Based on the observation data collected by the authors of the study, the decrease in plastic bag usage during the ordinance’s 3-month grace period was accompanied by a significant increase in the use of paper and reusable bags (including the reuse of plastic bags from other stores). This change was sustained over the remaining observation period, indicating that the ban has been quite effective in changing consumer behavior.

Now, this is all well and good, but what if your city or town doesn’t have a plastic bag ban? What difference can you make at an individual level? You can show local stores how you feel by using alternative bags, but which one is best? In researching this topic, I read several published articles, but National Geographic’s “Sustainable Shopping-Which Bag Is Best” made many excellent points. So, let’s look at the options one by one, along with some of the insights offered in the National Geographic article:

  • Plastic bag production isn’t as resource intensive as paper or cotton, but they are difficult to recycle. Some stores offer these services since most curbside programs do not take them, but you must bring the bags back to the store to do so. Instead, most people use them as trash bags for small cans around the house, which is better than simply tossing them, but still leads to them ending up in a landfill and degrading into microplastics (e., the original problem).

  • Paper bags are both biodegradable and recyclable, which sounds great, right? Unfortunately, paper bags require four times the amount of energy of plastics bags, not to mention that the chemicals used in the process are also damaging to the environment. Reusing paper bags would help make up for this, except that it takes between three and 43 uses to offset the damage, which is difficult to manage with a flimsy paper bag.
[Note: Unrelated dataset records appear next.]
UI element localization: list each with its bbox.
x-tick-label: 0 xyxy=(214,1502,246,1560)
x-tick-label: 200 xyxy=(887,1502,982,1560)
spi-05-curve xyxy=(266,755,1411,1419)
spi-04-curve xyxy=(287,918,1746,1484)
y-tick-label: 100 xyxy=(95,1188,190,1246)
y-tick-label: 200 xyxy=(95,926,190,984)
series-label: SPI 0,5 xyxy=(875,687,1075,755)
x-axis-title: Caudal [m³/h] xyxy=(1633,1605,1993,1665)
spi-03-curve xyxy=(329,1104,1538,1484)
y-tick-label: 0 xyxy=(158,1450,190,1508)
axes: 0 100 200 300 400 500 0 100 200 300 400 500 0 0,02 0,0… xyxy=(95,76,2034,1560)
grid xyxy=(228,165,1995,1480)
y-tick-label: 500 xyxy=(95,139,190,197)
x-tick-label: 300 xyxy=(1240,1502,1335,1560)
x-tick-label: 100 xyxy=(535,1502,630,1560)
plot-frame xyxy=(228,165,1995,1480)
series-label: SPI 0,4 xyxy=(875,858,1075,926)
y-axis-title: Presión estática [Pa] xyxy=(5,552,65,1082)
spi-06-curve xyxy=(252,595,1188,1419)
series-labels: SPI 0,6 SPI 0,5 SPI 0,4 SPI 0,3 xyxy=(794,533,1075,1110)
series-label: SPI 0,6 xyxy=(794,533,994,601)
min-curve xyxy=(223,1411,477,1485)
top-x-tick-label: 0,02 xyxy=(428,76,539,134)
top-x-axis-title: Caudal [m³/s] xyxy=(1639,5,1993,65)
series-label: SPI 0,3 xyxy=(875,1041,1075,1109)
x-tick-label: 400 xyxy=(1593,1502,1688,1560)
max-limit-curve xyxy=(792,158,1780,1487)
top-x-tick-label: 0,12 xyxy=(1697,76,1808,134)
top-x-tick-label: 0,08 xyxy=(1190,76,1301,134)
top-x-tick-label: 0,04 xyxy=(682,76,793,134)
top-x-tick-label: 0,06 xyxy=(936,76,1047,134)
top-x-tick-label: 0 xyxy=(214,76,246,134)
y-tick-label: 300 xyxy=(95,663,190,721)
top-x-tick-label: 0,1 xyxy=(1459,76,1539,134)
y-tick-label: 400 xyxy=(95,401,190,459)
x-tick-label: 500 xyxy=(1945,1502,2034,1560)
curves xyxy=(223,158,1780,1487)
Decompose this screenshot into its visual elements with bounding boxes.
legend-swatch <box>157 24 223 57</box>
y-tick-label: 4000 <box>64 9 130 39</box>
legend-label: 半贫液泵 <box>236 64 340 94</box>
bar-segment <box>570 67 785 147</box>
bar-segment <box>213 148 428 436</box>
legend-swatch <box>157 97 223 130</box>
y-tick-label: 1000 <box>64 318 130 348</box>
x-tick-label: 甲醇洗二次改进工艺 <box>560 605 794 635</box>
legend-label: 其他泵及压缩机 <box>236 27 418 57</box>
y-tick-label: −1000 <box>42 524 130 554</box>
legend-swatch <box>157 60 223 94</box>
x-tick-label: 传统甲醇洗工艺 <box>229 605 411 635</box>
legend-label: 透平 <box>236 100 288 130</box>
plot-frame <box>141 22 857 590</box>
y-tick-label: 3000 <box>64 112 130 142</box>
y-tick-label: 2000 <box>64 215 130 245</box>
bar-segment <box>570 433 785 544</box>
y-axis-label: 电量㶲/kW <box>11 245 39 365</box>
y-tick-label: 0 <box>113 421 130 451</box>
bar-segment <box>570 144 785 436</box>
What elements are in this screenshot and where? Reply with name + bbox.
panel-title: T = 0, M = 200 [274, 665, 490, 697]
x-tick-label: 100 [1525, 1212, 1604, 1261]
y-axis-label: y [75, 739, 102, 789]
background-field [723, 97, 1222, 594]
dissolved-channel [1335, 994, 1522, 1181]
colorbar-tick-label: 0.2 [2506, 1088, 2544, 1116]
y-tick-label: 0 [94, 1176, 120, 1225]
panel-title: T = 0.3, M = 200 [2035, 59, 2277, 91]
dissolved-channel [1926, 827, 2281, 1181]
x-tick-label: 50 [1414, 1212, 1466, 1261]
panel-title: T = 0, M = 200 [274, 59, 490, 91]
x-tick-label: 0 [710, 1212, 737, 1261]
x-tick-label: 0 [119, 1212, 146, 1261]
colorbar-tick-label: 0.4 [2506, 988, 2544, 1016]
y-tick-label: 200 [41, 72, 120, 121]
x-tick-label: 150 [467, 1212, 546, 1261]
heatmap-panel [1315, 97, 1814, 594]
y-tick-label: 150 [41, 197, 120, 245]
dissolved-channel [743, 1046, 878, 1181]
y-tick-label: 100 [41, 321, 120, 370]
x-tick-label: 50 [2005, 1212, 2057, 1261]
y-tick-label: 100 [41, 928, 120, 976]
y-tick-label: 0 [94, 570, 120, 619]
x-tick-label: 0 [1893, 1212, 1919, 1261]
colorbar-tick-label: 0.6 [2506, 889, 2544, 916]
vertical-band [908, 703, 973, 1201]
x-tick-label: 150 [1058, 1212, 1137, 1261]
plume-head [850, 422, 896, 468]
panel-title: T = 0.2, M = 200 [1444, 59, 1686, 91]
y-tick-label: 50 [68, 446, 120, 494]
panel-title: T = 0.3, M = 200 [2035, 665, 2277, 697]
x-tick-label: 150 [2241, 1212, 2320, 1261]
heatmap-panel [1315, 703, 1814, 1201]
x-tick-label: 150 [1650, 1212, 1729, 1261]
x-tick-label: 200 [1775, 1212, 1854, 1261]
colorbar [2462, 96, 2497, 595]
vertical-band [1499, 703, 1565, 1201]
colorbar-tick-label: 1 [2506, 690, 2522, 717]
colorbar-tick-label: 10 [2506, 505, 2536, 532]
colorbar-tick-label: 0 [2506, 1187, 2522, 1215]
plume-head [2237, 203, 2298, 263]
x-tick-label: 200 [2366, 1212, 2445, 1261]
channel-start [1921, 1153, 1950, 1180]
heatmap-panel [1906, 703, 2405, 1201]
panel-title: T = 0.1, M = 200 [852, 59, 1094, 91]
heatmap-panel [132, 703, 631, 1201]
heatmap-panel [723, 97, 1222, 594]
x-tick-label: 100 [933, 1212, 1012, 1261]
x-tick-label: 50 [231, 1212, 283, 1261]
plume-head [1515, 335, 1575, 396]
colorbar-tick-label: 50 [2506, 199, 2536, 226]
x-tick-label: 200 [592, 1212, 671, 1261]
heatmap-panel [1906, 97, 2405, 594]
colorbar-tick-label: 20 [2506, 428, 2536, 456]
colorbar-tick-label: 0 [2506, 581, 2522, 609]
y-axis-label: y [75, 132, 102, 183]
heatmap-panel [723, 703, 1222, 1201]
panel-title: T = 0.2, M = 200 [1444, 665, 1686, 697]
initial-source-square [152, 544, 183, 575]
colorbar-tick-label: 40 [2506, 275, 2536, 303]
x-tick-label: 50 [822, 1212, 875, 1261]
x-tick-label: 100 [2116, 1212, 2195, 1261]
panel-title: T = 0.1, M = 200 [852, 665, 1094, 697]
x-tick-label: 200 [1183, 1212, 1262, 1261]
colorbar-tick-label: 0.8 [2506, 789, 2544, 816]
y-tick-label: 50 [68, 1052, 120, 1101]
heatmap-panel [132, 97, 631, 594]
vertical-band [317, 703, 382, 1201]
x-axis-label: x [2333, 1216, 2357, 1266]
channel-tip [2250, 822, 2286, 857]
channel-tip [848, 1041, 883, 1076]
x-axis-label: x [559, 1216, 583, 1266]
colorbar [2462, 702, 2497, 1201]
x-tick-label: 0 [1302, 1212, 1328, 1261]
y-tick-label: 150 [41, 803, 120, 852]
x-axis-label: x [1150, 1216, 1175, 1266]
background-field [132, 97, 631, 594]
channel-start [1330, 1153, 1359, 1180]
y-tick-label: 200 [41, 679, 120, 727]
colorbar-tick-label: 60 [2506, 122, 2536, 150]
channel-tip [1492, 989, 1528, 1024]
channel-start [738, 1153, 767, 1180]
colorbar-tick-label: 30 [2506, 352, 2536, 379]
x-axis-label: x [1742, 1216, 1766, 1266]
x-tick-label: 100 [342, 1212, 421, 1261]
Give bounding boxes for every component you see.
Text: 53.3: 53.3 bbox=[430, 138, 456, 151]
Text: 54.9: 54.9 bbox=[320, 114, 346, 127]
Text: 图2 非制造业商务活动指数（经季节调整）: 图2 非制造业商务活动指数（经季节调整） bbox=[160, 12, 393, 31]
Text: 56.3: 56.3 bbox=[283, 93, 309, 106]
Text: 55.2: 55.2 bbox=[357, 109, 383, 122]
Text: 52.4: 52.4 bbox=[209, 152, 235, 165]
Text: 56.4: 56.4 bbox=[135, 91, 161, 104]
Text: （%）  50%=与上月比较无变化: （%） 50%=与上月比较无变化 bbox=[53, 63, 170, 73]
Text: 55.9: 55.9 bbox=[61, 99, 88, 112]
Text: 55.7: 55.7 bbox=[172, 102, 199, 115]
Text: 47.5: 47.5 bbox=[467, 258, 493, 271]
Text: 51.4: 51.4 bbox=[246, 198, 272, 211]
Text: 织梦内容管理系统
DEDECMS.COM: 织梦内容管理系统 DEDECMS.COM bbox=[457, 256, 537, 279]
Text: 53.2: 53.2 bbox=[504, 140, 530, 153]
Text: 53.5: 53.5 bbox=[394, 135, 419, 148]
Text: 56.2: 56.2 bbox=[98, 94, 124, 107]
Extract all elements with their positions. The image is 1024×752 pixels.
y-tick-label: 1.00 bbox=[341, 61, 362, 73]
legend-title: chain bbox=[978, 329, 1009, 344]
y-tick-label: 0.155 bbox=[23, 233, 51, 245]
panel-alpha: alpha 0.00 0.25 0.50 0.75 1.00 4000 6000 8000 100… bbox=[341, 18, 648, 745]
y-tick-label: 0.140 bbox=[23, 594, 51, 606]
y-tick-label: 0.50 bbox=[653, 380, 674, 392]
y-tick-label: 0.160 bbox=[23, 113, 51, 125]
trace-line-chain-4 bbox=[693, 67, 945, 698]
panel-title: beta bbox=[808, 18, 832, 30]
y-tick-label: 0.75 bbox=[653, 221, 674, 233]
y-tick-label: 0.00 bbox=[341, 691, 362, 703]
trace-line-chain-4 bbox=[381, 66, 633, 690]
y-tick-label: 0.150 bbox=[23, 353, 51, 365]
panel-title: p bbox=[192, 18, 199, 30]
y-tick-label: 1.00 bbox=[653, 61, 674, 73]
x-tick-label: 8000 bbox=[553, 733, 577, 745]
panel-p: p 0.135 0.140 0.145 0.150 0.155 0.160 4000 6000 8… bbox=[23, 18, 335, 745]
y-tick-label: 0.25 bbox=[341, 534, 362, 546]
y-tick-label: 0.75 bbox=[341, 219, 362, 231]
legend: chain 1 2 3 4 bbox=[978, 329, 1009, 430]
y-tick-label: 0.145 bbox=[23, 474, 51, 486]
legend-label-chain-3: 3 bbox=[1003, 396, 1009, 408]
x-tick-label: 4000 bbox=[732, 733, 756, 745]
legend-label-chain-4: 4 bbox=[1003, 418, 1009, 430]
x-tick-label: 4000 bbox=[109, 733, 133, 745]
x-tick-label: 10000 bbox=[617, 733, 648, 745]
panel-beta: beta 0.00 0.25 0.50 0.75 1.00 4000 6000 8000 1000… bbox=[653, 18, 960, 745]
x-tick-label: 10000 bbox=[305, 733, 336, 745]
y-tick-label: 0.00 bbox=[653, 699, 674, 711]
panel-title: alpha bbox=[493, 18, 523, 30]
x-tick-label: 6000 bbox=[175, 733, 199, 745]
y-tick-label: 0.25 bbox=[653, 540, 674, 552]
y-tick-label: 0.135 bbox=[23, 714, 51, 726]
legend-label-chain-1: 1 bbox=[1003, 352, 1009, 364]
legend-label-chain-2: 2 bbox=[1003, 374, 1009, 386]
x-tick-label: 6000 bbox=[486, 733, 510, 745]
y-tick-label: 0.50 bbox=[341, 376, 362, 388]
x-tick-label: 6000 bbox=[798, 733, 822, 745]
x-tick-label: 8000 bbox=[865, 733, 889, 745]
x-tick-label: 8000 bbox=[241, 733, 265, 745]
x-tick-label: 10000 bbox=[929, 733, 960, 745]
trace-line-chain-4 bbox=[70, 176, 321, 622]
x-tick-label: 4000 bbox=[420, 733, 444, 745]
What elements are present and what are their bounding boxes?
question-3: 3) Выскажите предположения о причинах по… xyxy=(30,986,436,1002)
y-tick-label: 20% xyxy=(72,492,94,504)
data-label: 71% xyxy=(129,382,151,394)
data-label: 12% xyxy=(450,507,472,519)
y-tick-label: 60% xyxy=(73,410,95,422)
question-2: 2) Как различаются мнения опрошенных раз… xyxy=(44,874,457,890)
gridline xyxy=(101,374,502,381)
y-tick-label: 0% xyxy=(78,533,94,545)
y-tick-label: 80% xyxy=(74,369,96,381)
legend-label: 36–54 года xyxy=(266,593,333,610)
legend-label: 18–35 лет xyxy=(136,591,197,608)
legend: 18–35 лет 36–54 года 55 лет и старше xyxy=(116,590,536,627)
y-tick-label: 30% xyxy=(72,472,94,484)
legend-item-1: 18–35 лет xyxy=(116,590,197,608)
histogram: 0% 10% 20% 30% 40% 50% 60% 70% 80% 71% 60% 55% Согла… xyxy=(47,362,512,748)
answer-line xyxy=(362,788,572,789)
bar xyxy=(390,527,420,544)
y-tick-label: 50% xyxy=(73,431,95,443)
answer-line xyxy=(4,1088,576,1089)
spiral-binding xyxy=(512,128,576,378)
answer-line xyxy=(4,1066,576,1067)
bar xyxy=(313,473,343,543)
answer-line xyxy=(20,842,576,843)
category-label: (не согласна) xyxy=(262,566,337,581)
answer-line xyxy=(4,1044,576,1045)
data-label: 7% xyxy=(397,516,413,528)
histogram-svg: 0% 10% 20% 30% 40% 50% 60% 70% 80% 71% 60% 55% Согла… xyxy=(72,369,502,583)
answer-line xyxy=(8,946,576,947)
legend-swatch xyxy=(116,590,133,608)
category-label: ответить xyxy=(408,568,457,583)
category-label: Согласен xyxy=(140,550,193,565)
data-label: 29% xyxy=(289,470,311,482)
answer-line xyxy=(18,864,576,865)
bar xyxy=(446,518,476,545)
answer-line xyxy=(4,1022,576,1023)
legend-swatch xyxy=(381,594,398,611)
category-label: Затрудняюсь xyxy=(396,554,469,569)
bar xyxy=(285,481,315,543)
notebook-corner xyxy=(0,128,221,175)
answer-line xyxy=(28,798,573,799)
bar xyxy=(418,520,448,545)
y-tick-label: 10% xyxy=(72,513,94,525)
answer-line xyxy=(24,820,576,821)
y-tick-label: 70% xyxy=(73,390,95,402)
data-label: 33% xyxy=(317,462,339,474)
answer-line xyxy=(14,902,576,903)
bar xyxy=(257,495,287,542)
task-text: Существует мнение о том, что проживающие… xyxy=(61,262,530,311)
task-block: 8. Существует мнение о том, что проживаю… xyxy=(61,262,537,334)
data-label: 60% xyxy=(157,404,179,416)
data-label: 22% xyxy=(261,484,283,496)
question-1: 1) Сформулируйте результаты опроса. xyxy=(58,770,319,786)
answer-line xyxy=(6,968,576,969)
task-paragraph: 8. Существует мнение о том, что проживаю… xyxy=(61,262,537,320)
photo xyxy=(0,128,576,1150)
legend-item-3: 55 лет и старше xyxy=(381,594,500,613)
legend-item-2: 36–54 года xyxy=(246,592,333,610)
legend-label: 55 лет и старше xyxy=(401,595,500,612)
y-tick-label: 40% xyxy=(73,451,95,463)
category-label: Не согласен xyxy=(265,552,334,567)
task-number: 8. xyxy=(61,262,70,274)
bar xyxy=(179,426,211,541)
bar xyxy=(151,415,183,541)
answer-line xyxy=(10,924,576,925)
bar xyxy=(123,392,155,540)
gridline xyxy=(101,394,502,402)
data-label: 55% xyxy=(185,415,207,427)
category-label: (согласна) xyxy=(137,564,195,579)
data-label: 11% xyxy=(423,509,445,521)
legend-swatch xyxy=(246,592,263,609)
  • Reusable bags can be great, but again, there are pros and cons. Cotton bags, for instance, require 131 uses to offset the climate impact of producing them, or thousands of times to offset their total environmental footprint. Heavier plastics such as nonwoven polypropylene only require 11 reuses to match standard plastic bags, but if you’ve ever used one, you know that bits of plastic still flake off due to wear and tear. Moreover, most of us forget to bring them to the store in the first place! However, reusable bags do have a positive impact in that they do limit the amount of plastic litter.
As of right now, there is no perfect solution, which I know is disappointing to hear. However, the National Geographic article goes on to make an important point, “the most sustainable choice is the bag you already own.” As a rule, reusing any bag that you already have as many times as possible and disposing of it properly once it is no longer useful to you is a great way to go.